I’m looking forward to getting the Luke Cage soundtrack, and also starting a collection of blues, Motown, maybe some gospel. My mom can’t wait to get me some Janis Joplin and other rock.
I’m not sure why records seem so appealing now. I mostly listen to Pandora on my phone, or the radio in my car. I always lose or break CDs. Cassettes drove me crazy because the tape would inevitably come out and get tangled. There’s something big and solid about records. I know they are delicate, too, but at least they’re large.
Maybe I’ve just been feeling nostalgic for a time I never knew.
An interesting feature of the new record player is that it records to CD from record or cassette. I’m really looking forward to curating some old music and making CDs for my car. Now that I am starting to rediscover my own music, I want more and more of it all the time. It is strange, how much I let it fade from my life.
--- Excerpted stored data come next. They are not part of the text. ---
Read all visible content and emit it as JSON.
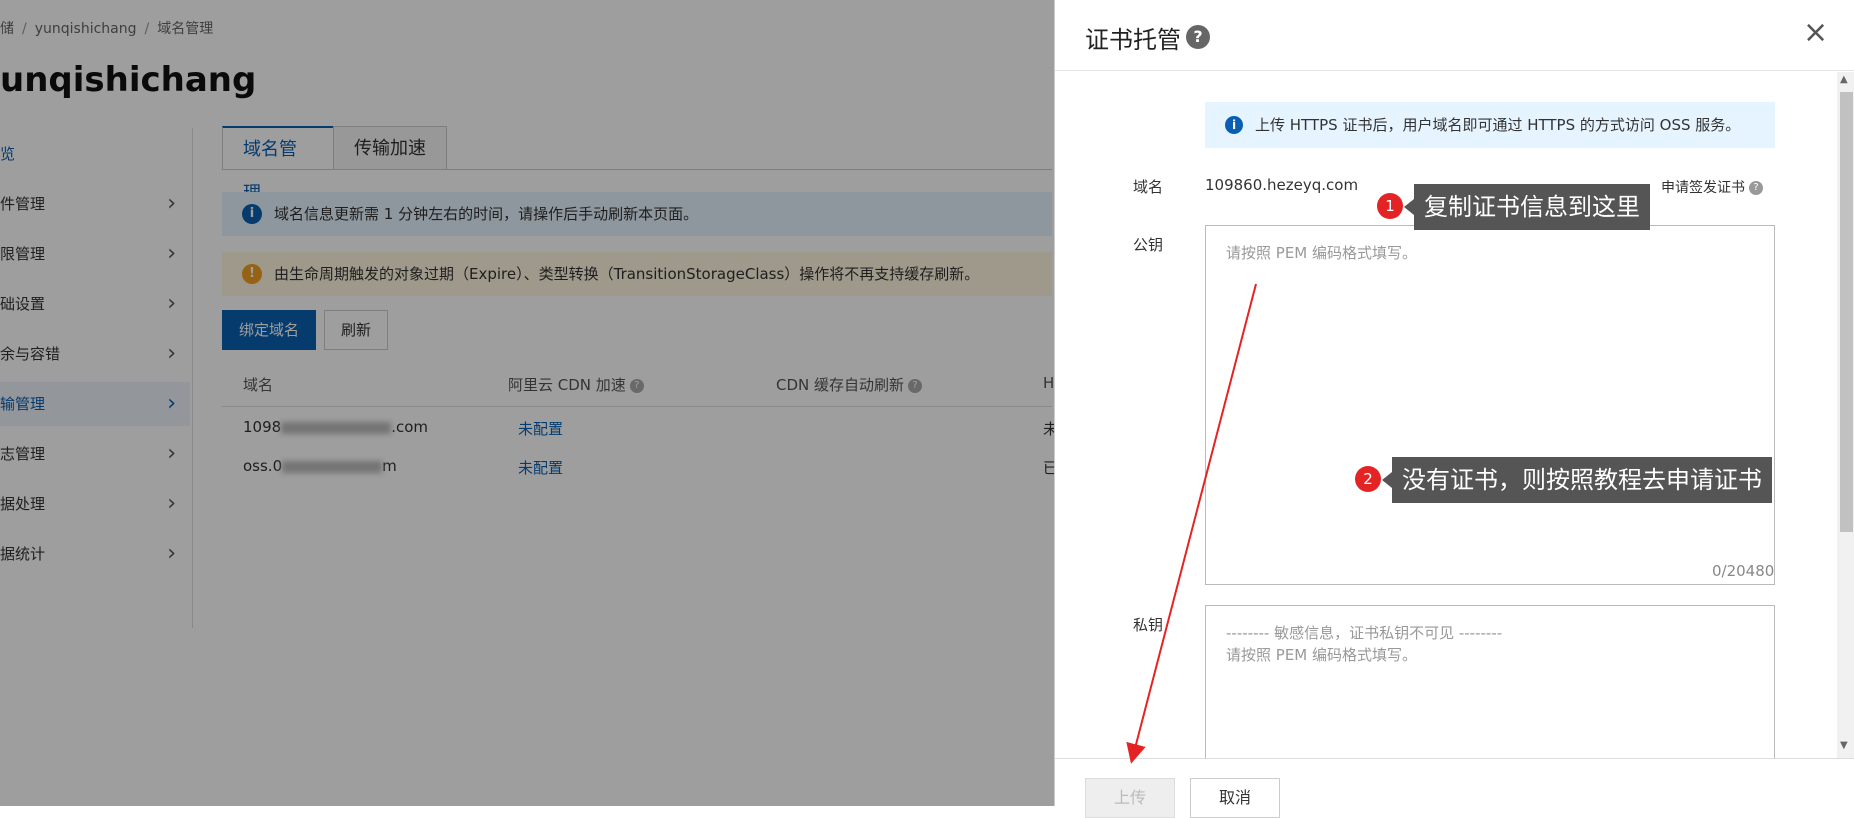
{
  "breadcrumb": {
    "items": [
      "存储",
      "yunqishichang",
      "域名管理"
    ]
  },
  "bucket_title": "unqishichang",
  "sidebar": {
    "items": [
      {
        "label": "览"
      },
      {
        "label": "件管理"
      },
      {
        "label": "限管理"
      },
      {
        "label": "础设置"
      },
      {
        "label": "余与容错"
      },
      {
        "label": "输管理"
      },
      {
        "label": "志管理"
      },
      {
        "label": "据处理"
      },
      {
        "label": "据统计"
      }
    ]
  },
  "tabs": {
    "domain": "域名管理",
    "transfer": "传输加速"
  },
  "notices": {
    "info": "域名信息更新需 1 分钟左右的时间，请操作后手动刷新本页面。",
    "warning": "由生命周期触发的对象过期（Expire）、类型转换（TransitionStorageClass）操作将不再支持缓存刷新。"
  },
  "toolbar": {
    "bind_label": "绑定域名",
    "refresh_label": "刷新"
  },
  "table": {
    "headers": {
      "domain": "域名",
      "cdn": "阿里云 CDN 加速",
      "auto_refresh": "CDN 缓存自动刷新",
      "h": "H"
    },
    "rows": [
      {
        "domain_start": "1098",
        "domain_end": ".com",
        "cdn": "未配置",
        "tail": "未"
      },
      {
        "domain_start": "oss.0",
        "domain_end": "m",
        "cdn": "未配置",
        "tail": "已"
      }
    ]
  },
  "drawer": {
    "title": "证书托管",
    "help_icon": "?",
    "close_icon": "×",
    "info": "上传 HTTPS 证书后，用户域名即可通过 HTTPS 的方式访问 OSS 服务。",
    "domain_label": "域名",
    "domain_value": "109860.hezeyq.com",
    "apply_label": "申请签发证书",
    "pubkey_label": "公钥",
    "pubkey_placeholder": "请按照 PEM 编码格式填写。",
    "pubkey_count": "0/20480",
    "privkey_label": "私钥",
    "privkey_line1": "-------- 敏感信息，证书私钥不可见 --------",
    "privkey_line2": "请按照 PEM 编码格式填写。",
    "upload_label": "上传",
    "cancel_label": "取消"
  },
  "annotations": {
    "badge1": "1",
    "callout1": "复制证书信息到这里",
    "badge2": "2",
    "callout2": "没有证书，则按照教程去申请证书",
    "arrow_color": "#e42424"
  },
  "colors": {
    "brand": "#0a5fb2",
    "info_bg": "#e6f4ff",
    "badge": "#e42424",
    "callout_bg": "#555555"
  }
}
I will never let someone else’s musical tastes completely override my own again.
I also decided to gift myself with some metallic pink earbuds the other day. They were an impulse buy. My last pair each had a cute blue octopus on them, but I lost them somewhere. I’ve had my new earbuds for like a week and have already misplaced them a few times. But so far, I am victorious.
It’s amazing how much a simple thing like some $10 earbuds can change an entire world. I wish I had had them when I was taking the trolley to work every day. Now when I walk around I can listen to whatever I like, and my day gets infinitely better.Like magic, I am transported somewhere else and everyone moving around me is moving to the beat of the music.
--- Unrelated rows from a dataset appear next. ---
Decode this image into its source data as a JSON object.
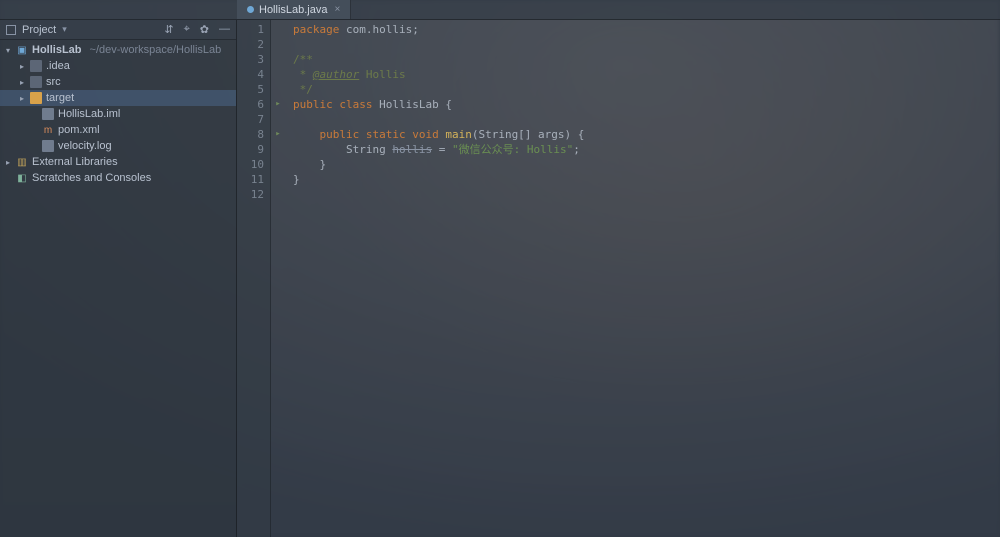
{
  "sidebar": {
    "title": "Project",
    "toolbar": {
      "collapse": "⇵",
      "select": "⌖",
      "settings": "✿",
      "hide": "—"
    },
    "tree": {
      "root": {
        "name": "HollisLab",
        "path": "~/dev-workspace/HollisLab"
      },
      "idea": ".idea",
      "src": "src",
      "target": "target",
      "iml": "HollisLab.iml",
      "pom": "pom.xml",
      "velocity": "velocity.log",
      "ext": "External Libraries",
      "scratch": "Scratches and Consoles"
    }
  },
  "tab": {
    "filename": "HollisLab.java"
  },
  "code": {
    "l1": "package com.hollis;",
    "l2": "",
    "l3": "/**",
    "l4_a": " * ",
    "l4_b": "@author",
    "l4_c": " Hollis",
    "l5": " */",
    "l6_a": "public class ",
    "l6_b": "HollisLab ",
    "l6_c": "{",
    "l7": "",
    "l8_a": "    public static void ",
    "l8_b": "main",
    "l8_c": "(String[] args) {",
    "l9_a": "        String ",
    "l9_b": "hollis",
    "l9_c": " = ",
    "l9_d": "\"微信公众号: Hollis\"",
    "l9_e": ";",
    "l10": "    }",
    "l11": "}",
    "l12": ""
  },
  "gutter": {
    "marks": {
      "6": "▸",
      "8": "▸"
    }
  },
  "lines": [
    "1",
    "2",
    "3",
    "4",
    "5",
    "6",
    "7",
    "8",
    "9",
    "10",
    "11",
    "12"
  ]
}
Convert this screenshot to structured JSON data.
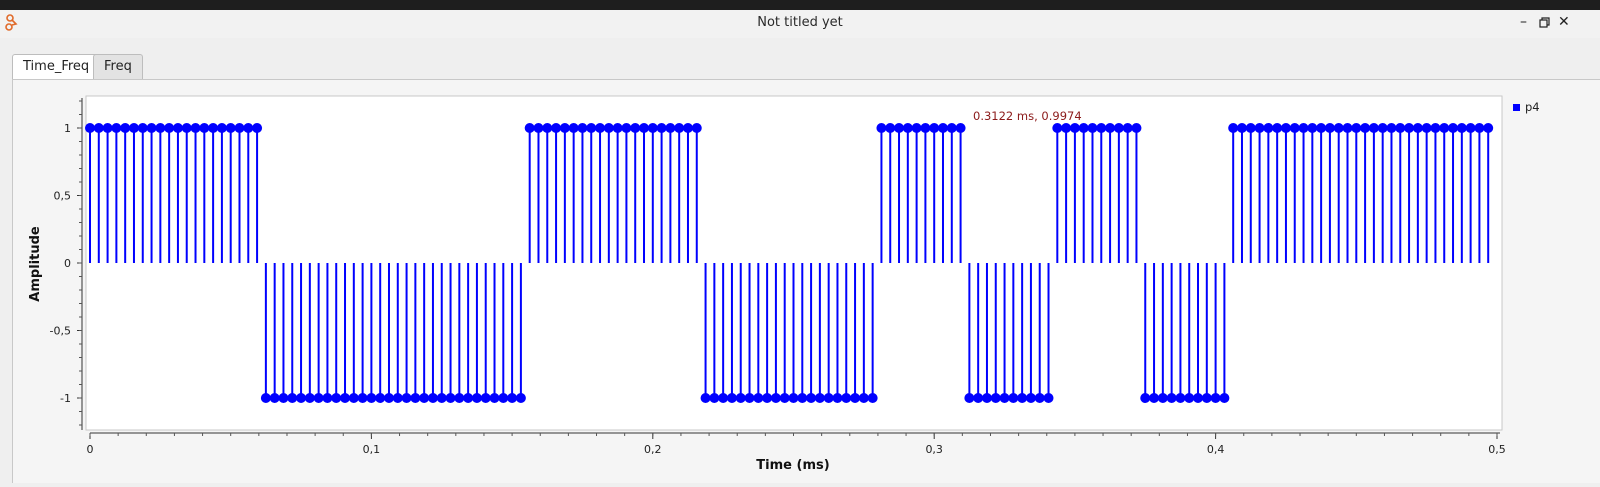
{
  "window": {
    "title": "Not titled yet",
    "icon": "gnuradio-icon",
    "controls": [
      "minimize-icon",
      "restore-icon",
      "close-icon"
    ]
  },
  "tabs": [
    {
      "label": "Time_Freq",
      "active": true
    },
    {
      "label": "Freq",
      "active": false
    }
  ],
  "plot": {
    "ylabel": "Amplitude",
    "xlabel": "Time (ms)",
    "legend": [
      "p4"
    ],
    "marker_readout": "0.3122 ms, 0.9974",
    "series_color": "#0000ff",
    "readout_color": "#8b1a1a"
  },
  "chart_data": {
    "type": "stem",
    "series": [
      {
        "name": "p4"
      }
    ],
    "x_unit": "ms",
    "xlim": [
      0,
      0.5
    ],
    "ylim": [
      -1.25,
      1.25
    ],
    "x_ticks": [
      "0",
      "0,1",
      "0,2",
      "0,3",
      "0,4",
      "0,5"
    ],
    "y_ticks": [
      "1",
      "0,5",
      "0",
      "-0,5",
      "-1"
    ],
    "sample_spacing_ms": 0.003125,
    "segments": [
      {
        "level": 1,
        "count": 20
      },
      {
        "level": -1,
        "count": 30
      },
      {
        "level": 1,
        "count": 20
      },
      {
        "level": -1,
        "count": 20
      },
      {
        "level": 1,
        "count": 10
      },
      {
        "level": -1,
        "count": 10
      },
      {
        "level": 1,
        "count": 10
      },
      {
        "level": -1,
        "count": 10
      },
      {
        "level": 1,
        "count": 30
      }
    ],
    "grid": false,
    "legend_position": "top-right"
  }
}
When I lost my old earbuds, I just got used to living without them. Kind of like how right now my car radio isn’t working because my mechanic had to disconnect the battery to fix something and I lost the anti-theft code. I contacted the dealership and they said they can walk me through getting and entering a new code if I call them, but it’s been over two months and I have yet to make that phone call. Making phone calls makes me extra anxious, but I will get around to it eventually.
I want to wrap myself in music and never let it go again. Something has been awakened within me that will not be forced back inside its box, and I’m just going to have to ride it out. I’m looking forward to it.